A closeup of the Elizabeth Neff quilt. Courtesy photo

Historical society members know that Neff was born in Shenandoah County to parents John and Catherine Wine Neff in the Rude’s Hill and Shenandoah Caverns area. The house she was born in is no longer standing, but the house she grew up in is still standing near the Interstate 81 exit.

In 1856, she married Samuel Miller and moved to Bridgewater. She died in 1917.

“That’s how the quilt made its way to Rockingham County,” Adamson said. It was then passed down to her grandson, Ralph Miller. Ralph did not have children, so when he passed away in 1979, his wife Mary Miller sold the quilt after finding it in a blanket chest at the foot of her bed.

The quilt was then purchased by Jeff Bradfield, owner of Rolling Hills Antiques in Harrisonburg. He later sold it to a quilt shop owner in San Diego, California, who was traveling from Scranton, Pennsylvania, to Williamsburg for a quilt seminar.

The owner of the San Diego quilt shop contacted Gloria Comstock, curator of the Virginia Quilt Museum, about selling the quilt and returning it to Shenandoah County.

The quilt is 98 inches by 91 inches and is a variation of the birds in the air pattern.

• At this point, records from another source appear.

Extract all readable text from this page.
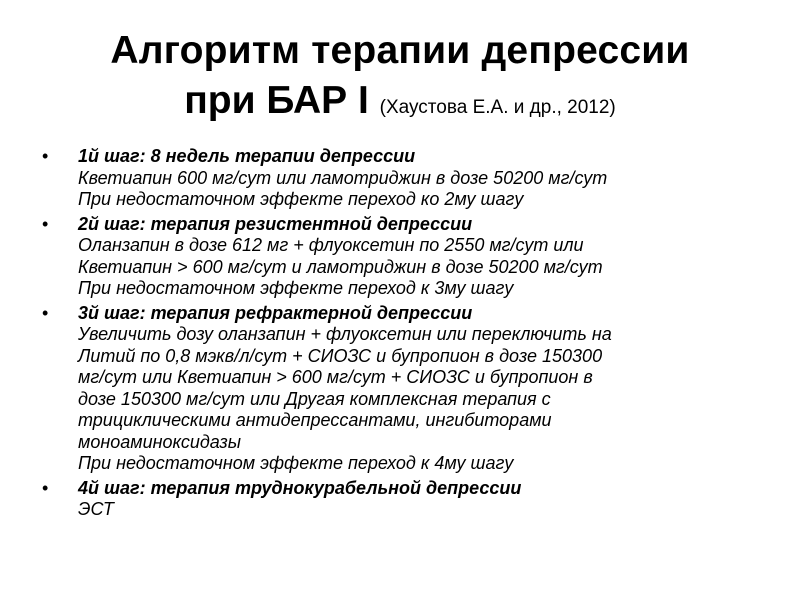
Алгоритм терапии депрессии
при БАР I (Хаустова Е.А. и др., 2012)
• 1й шаг: 8 недель терапии депрессии
Кветиапин 600 мг/сут или ламотриджин в дозе 50200 мг/сут
При недостаточном эффекте переход ко 2му шагу
• 2й шаг: терапия резистентной депрессии
Оланзапин в дозе 612 мг + флуоксетин по 2550 мг/сут или
Кветиапин > 600 мг/сут и ламотриджин в дозе 50200 мг/сут
При недостаточном эффекте переход к 3му шагу
• 3й шаг: терапия рефрактерной депрессии
Увеличить дозу оланзапин + флуоксетин или переключить на
Литий по 0,8 мэкв/л/сут + СИОЗС и бупропион в дозе 150300
мг/сут или Кветиапин > 600 мг/сут + СИОЗС и бупропион в
дозе 150300 мг/сут или Другая комплексная терапия с
трициклическими антидепрессантами, ингибиторами
моноаминоксидазы
При недостаточном эффекте переход к 4му шагу
• 4й шаг: терапия труднокурабельной депрессии
ЭСТ
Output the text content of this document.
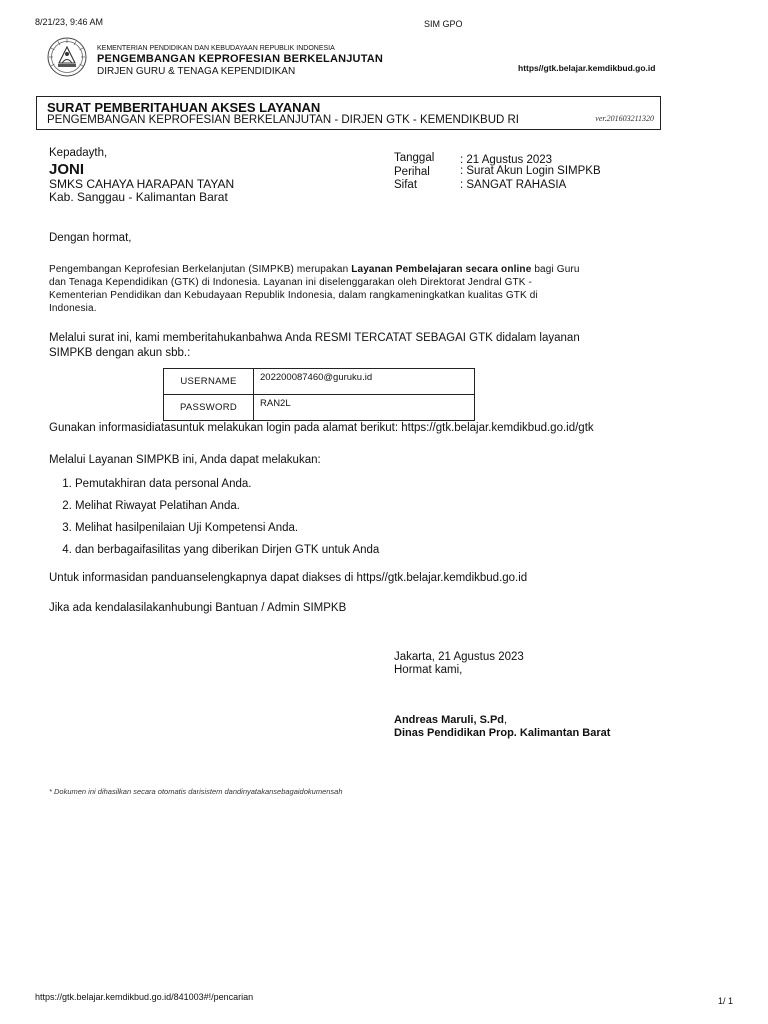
8/21/23, 9:46 AM	SIM GPO
KEMENTERIAN PENDIDIKAN DAN KEBUDAYAAN REPUBLIK INDONESIA
PENGEMBANGAN KEPROFESIAN BERKELANJUTAN
DIRJEN GURU & TENAGA KEPENDIDIKAN	https//gtk.belajar.kemdikbud.go.id
SURAT PEMBERITAHUAN AKSES LAYANAN
PENGEMBANGAN KEPROFESIAN BERKELANJUTAN - DIRJEN GTK - KEMENDIKBUD RI	ver.201603211320
Kepadayth,
JONI
SMKS CAHAYA HARAPAN TAYAN
Kab. Sanggau - Kalimantan Barat
Tanggal : 21 Agustus 2023
Perihal	: Surat Akun Login SIMPKB
Sifat	: SANGAT RAHASIA
Dengan hormat,
Pengembangan Keprofesian Berkelanjutan (SIMPKB) merupakan Layanan Pembelajaran secara online bagi Guru
dan Tenaga Kependidikan (GTK) di Indonesia. Layanan ini diselenggarakan oleh Direktorat Jendral GTK -
Kementerian Pendidikan dan Kebudayaan Republik Indonesia, dalam rangkameningkatkan kualitas GTK di
Indonesia.
Melalui surat ini, kami memberitahukanbahwa Anda RESMI TERCATAT SEBAGAI GTK didalam layanan
SIMPKB dengan akun sbb.:
USERNAME	202200087460@guruku.id
PASSWORD	RAN2L
Gunakan informasidiatasuntuk melakukan login pada alamat berikut: https://gtk.belajar.kemdikbud.go.id/gtk
Melalui Layanan SIMPKB ini, Anda dapat melakukan:
1. Pemutakhiran data personal Anda.
2. Melihat Riwayat Pelatihan Anda.
3. Melihat hasilpenilaian Uji Kompetensi Anda.
4. dan berbagaifasilitas yang diberikan Dirjen GTK untuk Anda
Untuk informasidan panduanselengkapnya dapat diakses di https//gtk.belajar.kemdikbud.go.id
Jika ada kendalasilakanhubungi Bantuan / Admin SIMPKB
Jakarta, 21 Agustus 2023
Hormat kami,
Andreas Maruli, S.Pd,
Dinas Pendidikan Prop. Kalimantan Barat
* Dokumen ini dihasilkan secara otomatis darisistem dandinyatakansebagaidokumensah
https://gtk.belajar.kemdikbud.go.id/841003#!/pencarian	1/ 1
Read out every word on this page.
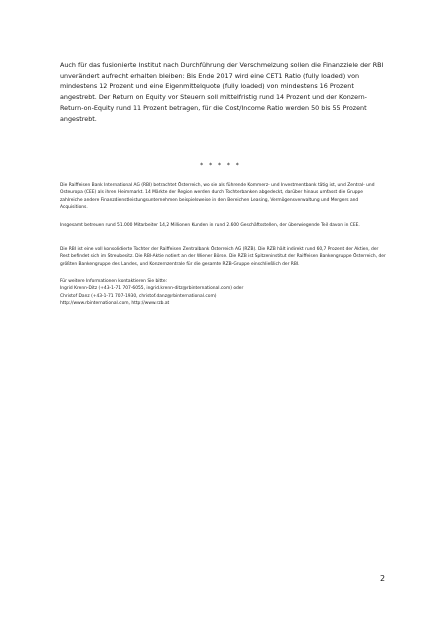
Auch für das fusionierte Institut nach Durchführung der Verschmelzung sollen die Finanzziele der RBI unverändert aufrecht erhalten bleiben: Bis Ende 2017 wird eine CET1 Ratio (fully loaded) von mindestens 12 Prozent und eine Eigenmittelquote (fully loaded) von mindestens 16 Prozent angestrebt. Der Return on Equity vor Steuern soll mittelfristig rund 14 Prozent und der Konzern-Return-on-Equity rund 11 Prozent betragen, für die Cost/Income Ratio werden 50 bis 55 Prozent angestrebt.

* * * * *

Die Raiffeisen Bank International AG (RBI) betrachtet Österreich, wo sie als führende Kommerz- und Investmentbank tätig ist, und Zentral- und Osteuropa (CEE) als ihren Heimmarkt. 14 Märkte der Region werden durch Tochterbanken abgedeckt, darüber hinaus umfasst die Gruppe zahlreiche andere Finanzdienstleistungsunternehmen beispielsweise in den Bereichen Leasing, Vermögensverwaltung und Mergers and Acquisitions.

Insgesamt betreuen rund 51.000 Mitarbeiter 14,2 Millionen Kunden in rund 2.600 Geschäftsstellen, der überwiegende Teil davon in CEE.

Die RBI ist eine voll konsolidierte Tochter der Raiffeisen Zentralbank Österreich AG (RZB). Die RZB hält indirekt rund 60,7 Prozent der Aktien, der Rest befindet sich im Streubesitz. Die RBI-Aktie notiert an der Wiener Börse. Die RZB ist Spitzeninstitut der Raiffeisen Bankengruppe Österreich, der größten Bankengruppe des Landes, und Konzernzentrale für die gesamte RZB-Gruppe einschließlich der RBI.

Für weitere Informationen kontaktieren Sie bitte:
Ingrid Krenn-Ditz (+43-1-71 707-6055, ingrid.krenn-ditz@rbinternational.com) oder
Christof Danz (+43-1-71 707-1930, christof.danz@rbinternational.com)
http://www.rbinternational.com, http://www.rzb.at

2
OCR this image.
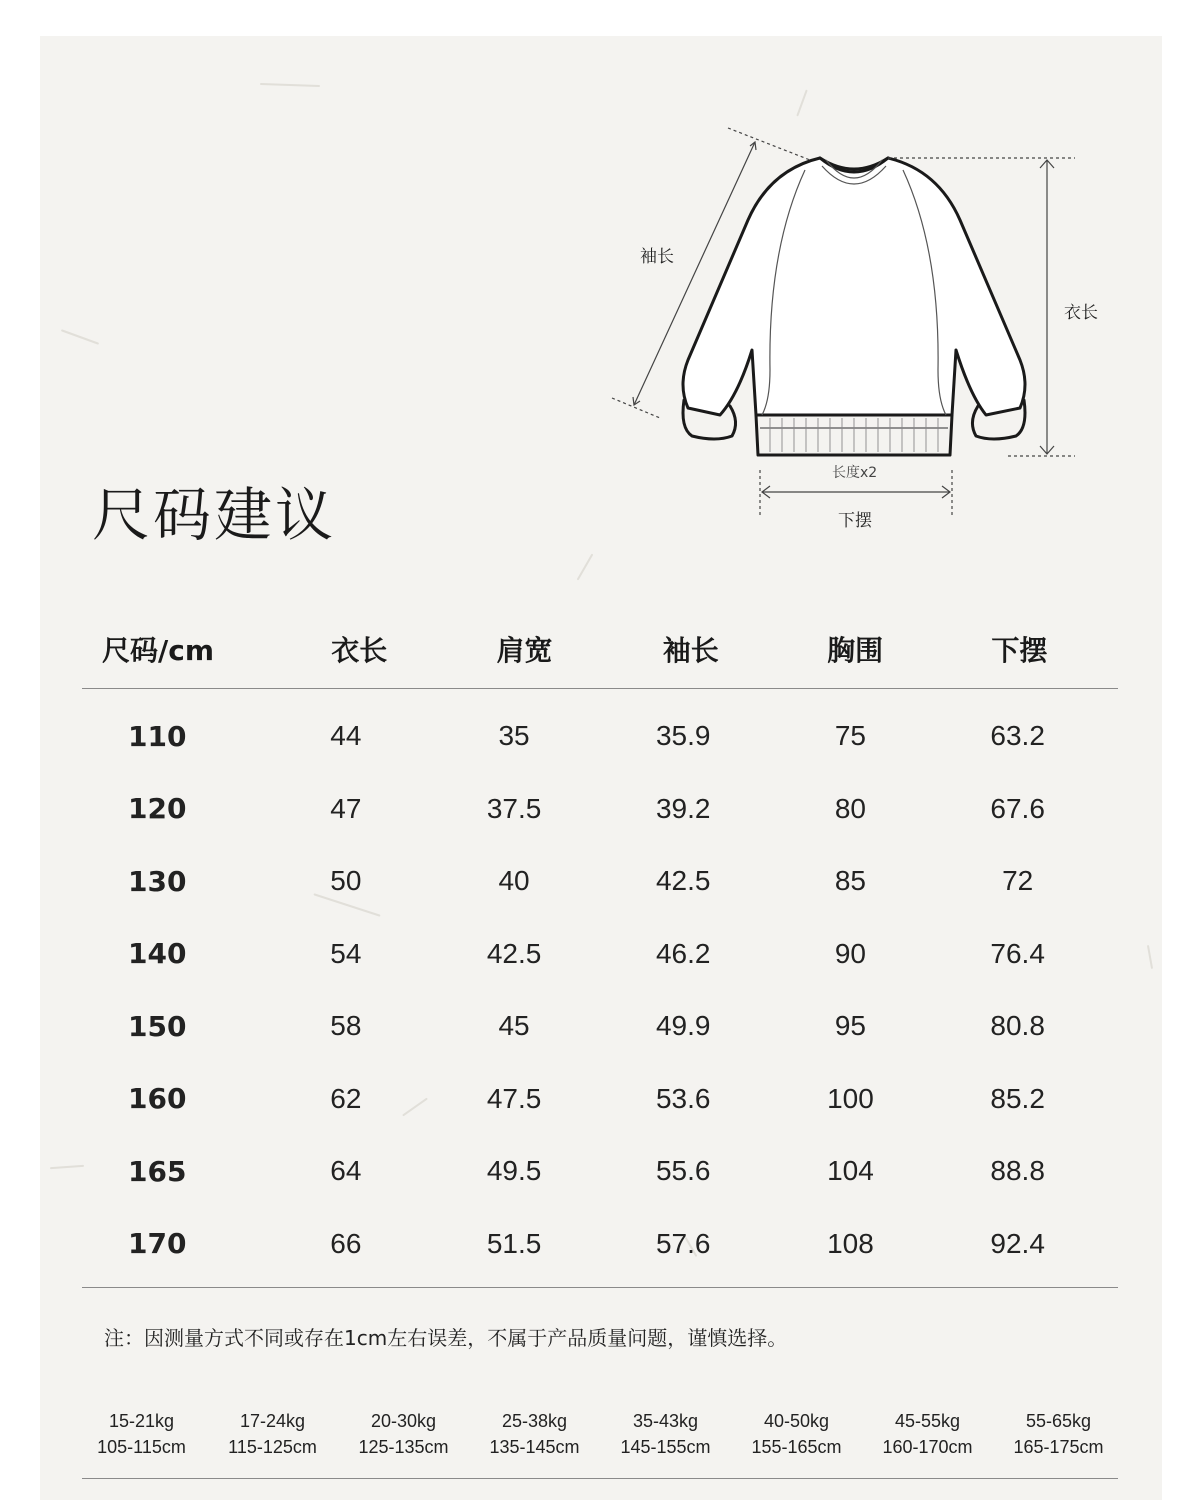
袖长
衣长
长度x2
下摆
尺码建议
尺码/cm	衣长	肩宽	袖长	胸围	下摆
110	44	35	35.9	75	63.2
120	47	37.5	39.2	80	67.6
130	50	40	42.5	85	72
140	54	42.5	46.2	90	76.4
150	58	45	49.9	95	80.8
160	62	47.5	53.6	100	85.2
165	64	49.5	55.6	104	88.8
170	66	51.5	57.6	108	92.4
注：因测量方式不同或存在1cm左右误差，不属于产品质量问题，谨慎选择。
15-21kg
105-115cm
17-24kg
115-125cm
20-30kg
125-135cm
25-38kg
135-145cm
35-43kg
145-155cm
40-50kg
155-165cm
45-55kg
160-170cm
55-65kg
165-175cm
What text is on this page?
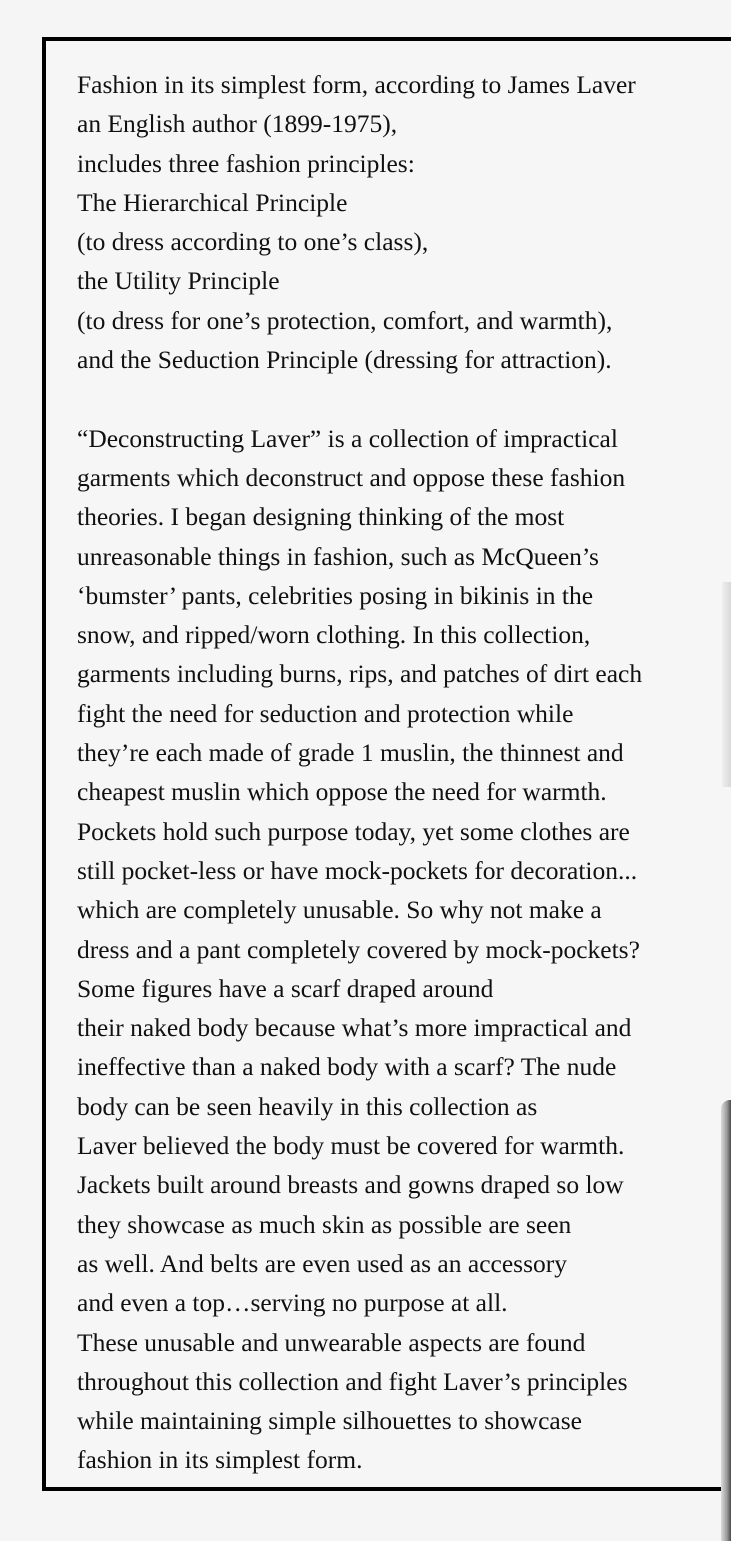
Fashion in its simplest form, according to James Laver
an English author (1899-1975),
includes three fashion principles:
The Hierarchical Principle
(to dress according to one’s class),
the Utility Principle
(to dress for one’s protection, comfort, and warmth),
and the Seduction Principle (dressing for attraction).
“Deconstructing Laver” is a collection of impractical
garments which deconstruct and oppose these fashion
theories. I began designing thinking of the most
unreasonable things in fashion, such as McQueen’s
‘bumster’ pants, celebrities posing in bikinis in the
snow, and ripped/worn clothing. In this collection,
garments including burns, rips, and patches of dirt each
fight the need for seduction and protection while
they’re each made of grade 1 muslin, the thinnest and
cheapest muslin which oppose the need for warmth.
Pockets hold such purpose today, yet some clothes are
still pocket-less or have mock-pockets for decoration...
which are completely unusable. So why not make a
dress and a pant completely covered by mock-pockets?
Some figures have a scarf draped around
their naked body because what’s more impractical and
ineffective than a naked body with a scarf? The nude
body can be seen heavily in this collection as
Laver believed the body must be covered for warmth.
Jackets built around breasts and gowns draped so low
they showcase as much skin as possible are seen
as well. And belts are even used as an accessory
and even a top…serving no purpose at all.
These unusable and unwearable aspects are found
throughout this collection and fight Laver’s principles
while maintaining simple silhouettes to showcase
fashion in its simplest form.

When the quilt museum and the historical society heard about the quilt, they began researching women who lived during 1843 in both Shenandoah and Rockingham counties. Eventually, all the pieces fell into place and they found an Elizabeth Neff who lived during the correct locations and time period.

Adamson said it was “fun to discover the details.”

“We are very pleased that the quilt is back in Virginia and will be preserved and exhibited,” she added. “So many people have old family quilts at home and often they have questions about them or don’t know how to take care of them and I know the quilt museum is really interested in making sure that they survive and stay right here in the valley.”

The quilt is 98 inches by 91 inches and is a variation of the birds in the air pattern.

“It’s in very good condition,” considering how long it has lasted and how far it has traveled, Adamson said,

The Virginia Quilt Museum will be doing some conservation and preservation work on it before it’s placed on display.

“It is in a safe place and it’ll be taken care of and we’ll all get to see it from time to time and learn from it,” she said.

The historical society and the Virginia Quilt Museum held a fundraising campaign to purchase the quilt and bring it back home to Shenandoah County.

The quilt was priced at $3,900 and was purchased for that price, plus a few hundred dollars to cover shipping and insurance costs.